Рисунок башни ещё не высох, и Миле решил собрать альбом на ленточку утром. Последняя ночь в низенькой комнате с пятном на потолке, засаленными обоями, копотью от керосинки и обшарпанной мебелью.
"Как там будет дальше?" - думал Миле в своей койке. - "Меня, что, в новый приют? А её куда? Отдадут другим взрослым?.."
- Может мы поедем к морю, - мечтала Альби в кровати.
- Может.
- А может далеко в горы, куда семиножки никогда не долезут.
- Угу...
- Мы построим там дом.
- С садом на крыше.
- Нет. Хочу с садом на улице.
- Ладно. Построю тебе дом с садом на улице. В горах.
- Не обманываешь?
- Я никогда не обманываю.
- Можно сегодня я посплю у тебя? Я с папой спала.
- Ты сильно скучаешь?
- Да...
- Давай напишем письмо родителям. И отдадим Марку.
- Зачем? Они нас встретят.
- Встретят... а вдруг письмо раньше нашего к ним придёт?
- Тогда давай.
Миле кивнул. Хотя ужасно слипались глаза, он дождался, пока Биби нацарапает его авторучкой короткое письмо отцу.

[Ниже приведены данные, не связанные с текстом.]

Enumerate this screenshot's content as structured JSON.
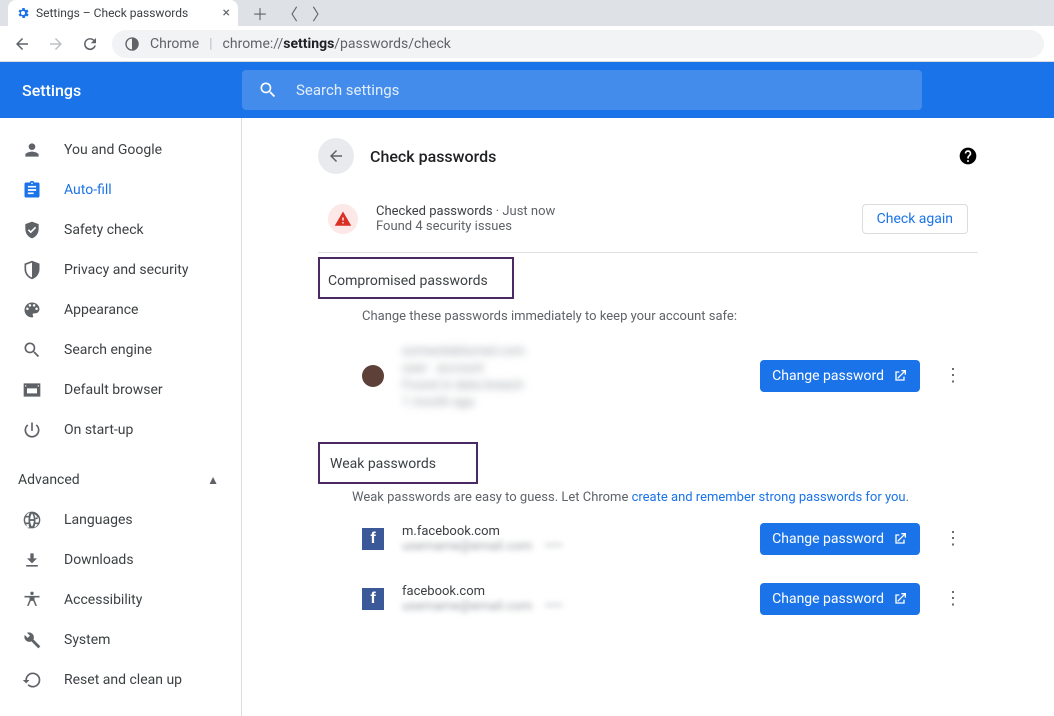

Когда же он сам взял нагретую в её пальцах ручку и принялся выводить "Дорогие родители", то не знал, что писать дальше. Миле не видел их шесть долгих лет... Мама, наверное, изменилась, а отец постарел. Они оба работали на химическом заводе. Миле помнил, как по будням он оставался один на весь день с кастрюлькой тёплого супа или каши на плитке, и должен был заботиться о себе сам. Он читал, слушал радио, играл пружинками и шестерёнками из старых разбитых часов. В выходные в их комнате всегда что-нибудь жарилось, двигалось или стиралось. Иногда Миле с семьёй ходил в парк. Отец катал его на лодке, мама любила качели. О Семёрках тогда старались не думать... Мама прихватывала волосы ободком, а у отца были усы - это всё, что он помнил. Ни лиц, ни голосов теперь толком и вспомнить не мог. От колючей щеки отца пахло одеколоном и табаком... что шепнула ему мама, когда Миле забирали?..
- Миле! - окликнула Альбертина, и он проснулся.
- Миле, стучат!
По дому разнёсся удар, потом второй, третий - свои. Миле сгрёб письмо со стола и сунул в карман. Между краями фанеры и окон тускло светил вечер. После бессонной ночи Миле с Альби опять проспали весь день.
- Это Марк, - протёр он лицо.
Альби закивала и поспешила к своему чемодану. Миле вышел из комнаты и спустился по потайной лестнице.